Berns-Martin is the name given to a brand of split-front holster made only for a revolver. This type of holster was later referred to as a "Break Front" during the 1970s with the introduction of such a model by the Bianchi Holster Co.

==Development and functionality==

The Berns-Martin holster was first developed in the 1930s by J.E. Berns of the Navy Rifle Team, who, assigned to shore duty in Alaska, decided he wanted to carry a long-barrelled gun for hunting and invented a holster that allowed him to carry such a revolver high on his hip and out of the Alaskan snow. The leather work was left to Berns' Navy teammate Jack Martin, who had previously designed the sheath for the Fairbairn–Sykes fighting knife, hence the name "Berns-Martin" for the company. The holster was patented by John Emmett Berns in 1935 as 2,001,321 for a Revolver Holster. When used in a hip holster, the revolver is drawn by pushing down (slightly) on the revolver grip while rocking the top of the revolver forward through the open front of the holster. While in the holster, a leather covered steel spring holds the revolver cylinder (and the rest of the revolver) securely in the holster, regardless of what physical gyrations the wearer might go through. No less an authority than Jeff Cooper stated that the Berns-Martin holster "keeps the pistol secure enough for anything up to parachute jumping, and yet permit drawing without releasing any latch or strap beforehand."

==The 1950s to 1970s==

From the 1950s through the 1970s the holster type was popular with American law enforcement due to the high level of security provided to the revolver used ubiquitously during the period.
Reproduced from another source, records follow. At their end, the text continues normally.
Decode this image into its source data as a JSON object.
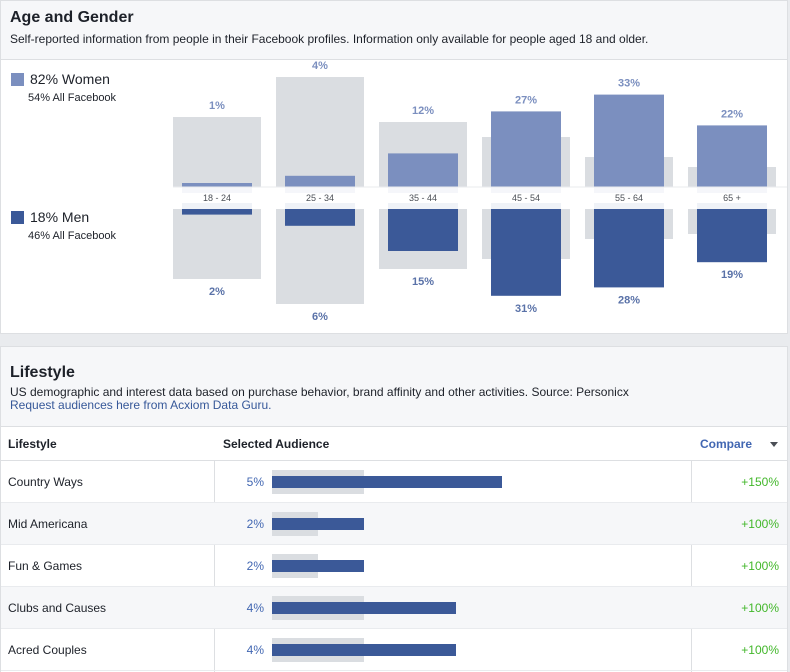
{
  "age_gender": {
    "title": "Age and Gender",
    "subtitle": "Self-reported information from people in their Facebook profiles. Information only available for people aged 18 and older.",
    "women": {
      "label": "82% Women",
      "sub": "54% All Facebook"
    },
    "men": {
      "label": "18% Men",
      "sub": "46% All Facebook"
    },
    "colors": {
      "women": "#7b8fbf",
      "men": "#3b5998",
      "background": "#dadde1",
      "women_label": "#7b8fbf",
      "men_label": "#5a72a8"
    }
  },
  "chart_data": {
    "type": "bar",
    "categories": [
      "18 - 24",
      "25 - 34",
      "35 - 44",
      "45 - 54",
      "55 - 64",
      "65 +"
    ],
    "series": [
      {
        "name": "Women",
        "values": [
          1,
          4,
          12,
          27,
          33,
          22
        ],
        "labels": [
          "1%",
          "4%",
          "12%",
          "27%",
          "33%",
          "22%"
        ],
        "all_facebook": [
          14,
          22,
          13,
          10,
          6,
          4
        ]
      },
      {
        "name": "Men",
        "values": [
          2,
          6,
          15,
          31,
          28,
          19
        ],
        "labels": [
          "2%",
          "6%",
          "15%",
          "31%",
          "28%",
          "19%"
        ],
        "all_facebook": [
          14,
          19,
          12,
          10,
          6,
          5
        ]
      }
    ]
  },
  "lifestyle": {
    "title": "Lifestyle",
    "subtitle": "US demographic and interest data based on purchase behavior, brand affinity and other activities. Source: Personicx",
    "link": "Request audiences here from Acxiom Data Guru.",
    "columns": {
      "lifestyle": "Lifestyle",
      "selected": "Selected Audience",
      "compare": "Compare"
    },
    "rows": [
      {
        "name": "Country Ways",
        "pct": "5%",
        "value": 5,
        "baseline": 2,
        "compare": "+150%"
      },
      {
        "name": "Mid Americana",
        "pct": "2%",
        "value": 2,
        "baseline": 1,
        "compare": "+100%"
      },
      {
        "name": "Fun & Games",
        "pct": "2%",
        "value": 2,
        "baseline": 1,
        "compare": "+100%"
      },
      {
        "name": "Clubs and Causes",
        "pct": "4%",
        "value": 4,
        "baseline": 2,
        "compare": "+100%"
      },
      {
        "name": "Acred Couples",
        "pct": "4%",
        "value": 4,
        "baseline": 2,
        "compare": "+100%"
      }
    ]
  }
}
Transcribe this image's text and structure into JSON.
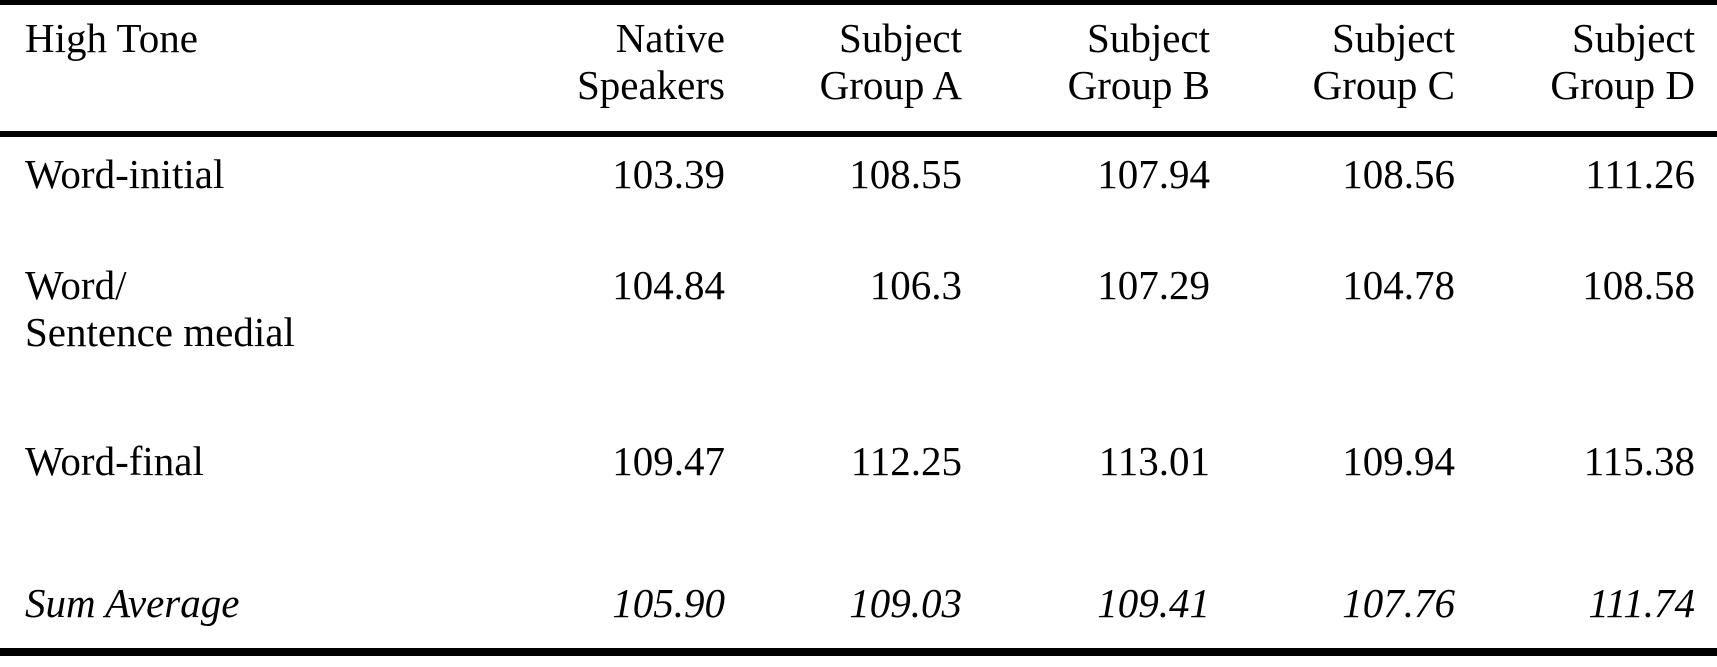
{
  "table": {
    "header": {
      "col0": "High Tone",
      "cols": [
        {
          "line1": "Native",
          "line2": "Speakers"
        },
        {
          "line1": "Subject",
          "line2": "Group A"
        },
        {
          "line1": "Subject",
          "line2": "Group B"
        },
        {
          "line1": "Subject",
          "line2": "Group C"
        },
        {
          "line1": "Subject",
          "line2": "Group D"
        }
      ]
    },
    "rows": [
      {
        "label": "Word-initial",
        "values": [
          "103.39",
          "108.55",
          "107.94",
          "108.56",
          "111.26"
        ]
      },
      {
        "label_line1": "Word/",
        "label_line2": "Sentence medial",
        "values": [
          "104.84",
          "106.3",
          "107.29",
          "104.78",
          "108.58"
        ]
      },
      {
        "label": "Word-final",
        "values": [
          "109.47",
          "112.25",
          "113.01",
          "109.94",
          "115.38"
        ]
      },
      {
        "label": "Sum Average",
        "values": [
          "105.90",
          "109.03",
          "109.41",
          "107.76",
          "111.74"
        ],
        "style": "italic"
      }
    ]
  },
  "chart_data": {
    "type": "table",
    "title": "High Tone",
    "columns": [
      "Native Speakers",
      "Subject Group A",
      "Subject Group B",
      "Subject Group C",
      "Subject Group D"
    ],
    "row_labels": [
      "Word-initial",
      "Word/ Sentence medial",
      "Word-final",
      "Sum Average"
    ],
    "series": [
      {
        "name": "Word-initial",
        "values": [
          103.39,
          108.55,
          107.94,
          108.56,
          111.26
        ]
      },
      {
        "name": "Word/ Sentence medial",
        "values": [
          104.84,
          106.3,
          107.29,
          104.78,
          108.58
        ]
      },
      {
        "name": "Word-final",
        "values": [
          109.47,
          112.25,
          113.01,
          109.94,
          115.38
        ]
      },
      {
        "name": "Sum Average",
        "values": [
          105.9,
          109.03,
          109.41,
          107.76,
          111.74
        ]
      }
    ]
  },
  "colors": {
    "text": "#000000",
    "background": "#ffffff",
    "rule": "#000000"
  }
}
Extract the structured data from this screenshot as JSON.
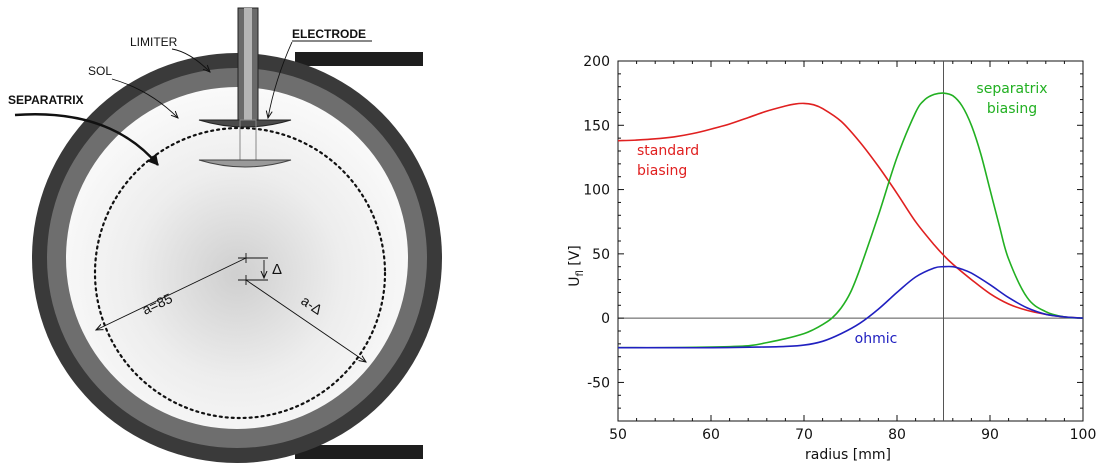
{
  "diagram": {
    "labels": {
      "limiter": "LIMITER",
      "electrode": "ELECTRODE",
      "sol": "SOL",
      "separatrix": "SEPARATRIX",
      "radius": "a=85",
      "shift": "Δ",
      "shifted_radius": "a-Δ"
    },
    "colors": {
      "limiter": "#3a3a3a",
      "sol": "#6e6e6e",
      "electrode": "#555555"
    }
  },
  "chart_data": {
    "type": "line",
    "xlabel": "radius [mm]",
    "ylabel": {
      "main": "U",
      "sub": "fl",
      "unit": " [V]"
    },
    "xlim": [
      50,
      100
    ],
    "ylim": [
      -80,
      200
    ],
    "xticks": [
      50,
      60,
      70,
      80,
      90,
      100
    ],
    "yticks": [
      -50,
      0,
      50,
      100,
      150,
      200
    ],
    "grid": false,
    "reference_lines": {
      "horizontal_y": 0,
      "vertical_x": 85
    },
    "series": [
      {
        "name": "standard biasing",
        "label_lines": [
          "standard",
          "biasing"
        ],
        "color": "#e02020",
        "x": [
          50,
          52,
          54,
          56,
          58,
          60,
          62,
          64,
          66,
          68,
          69,
          70,
          71,
          72,
          74,
          76,
          78,
          80,
          82,
          84,
          85,
          86,
          88,
          90,
          92,
          94,
          96,
          98,
          100
        ],
        "y": [
          138,
          138.5,
          139.5,
          141,
          143.5,
          147,
          151,
          156,
          161,
          165,
          166.5,
          167,
          166,
          163,
          153,
          137,
          118,
          97,
          75,
          57,
          49,
          42,
          30,
          19,
          11,
          6,
          3,
          1,
          0
        ]
      },
      {
        "name": "separatrix biasing",
        "label_lines": [
          "separatrix",
          "biasing"
        ],
        "color": "#22b022",
        "x": [
          50,
          55,
          60,
          64,
          66,
          68,
          70,
          71,
          72,
          73,
          74,
          75,
          76,
          78,
          80,
          82,
          83,
          84,
          85,
          86,
          87,
          88,
          89,
          90,
          91,
          92,
          94,
          96,
          98,
          100
        ],
        "y": [
          -23,
          -23,
          -22.5,
          -21.5,
          -19,
          -16,
          -12,
          -9,
          -5,
          0,
          8,
          20,
          38,
          80,
          125,
          160,
          170,
          174,
          175,
          173,
          165,
          150,
          128,
          100,
          72,
          46,
          16,
          5,
          1,
          0
        ]
      },
      {
        "name": "ohmic",
        "label_lines": [
          "ohmic"
        ],
        "color": "#2020c0",
        "x": [
          50,
          55,
          60,
          65,
          68,
          70,
          72,
          74,
          76,
          78,
          80,
          82,
          84,
          85,
          86,
          87,
          88,
          90,
          92,
          94,
          96,
          98,
          100
        ],
        "y": [
          -23,
          -23,
          -23,
          -22.5,
          -22,
          -21,
          -18,
          -12,
          -4,
          7,
          20,
          32,
          39,
          40,
          40,
          38,
          35,
          26,
          16,
          8,
          3,
          1,
          0
        ]
      }
    ]
  }
}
Because the Berns-Martin split-front holsters can only be used with revolvers (the rear loop of the trigger guard being engaged to grasp the revolver), and the near universal adoption of semi-automatic pistols by American law enforcement in the 1980s, the split-front revolver holster has fallen out of favor with American police forces since the 1980s.

A second, and equally well-known version, of the Berns-Martin holster was the company's Lightnin' holster, a shoulder holster also for revolvers that carried them with the muzzles pointed upwards; that is, "upside down". It was this holster that was made famous by its inclusion in Ian Fleming's later Bond books, although it was not suited to Bond's Walther semi-auto pistol, causing the company to mark its brochures of the period, "no shoulder holster made for automatics". Various adaptations of the Berns-Martin upside-down holster continue to this day, beginning with those various models made by the Bianchi Holster and Safariland companies of the 1960s/70s/80s/90s and into today.

As of 2012, C. Rusty Sherrick was producing a Berns-Martin type holster in a belted version called the Gumshoe Special.

As of 2018, A.E. Nelson of Scio, Oregon, makes traditional break front hosters in a variety of duty configurations for medium and large frame revolvers.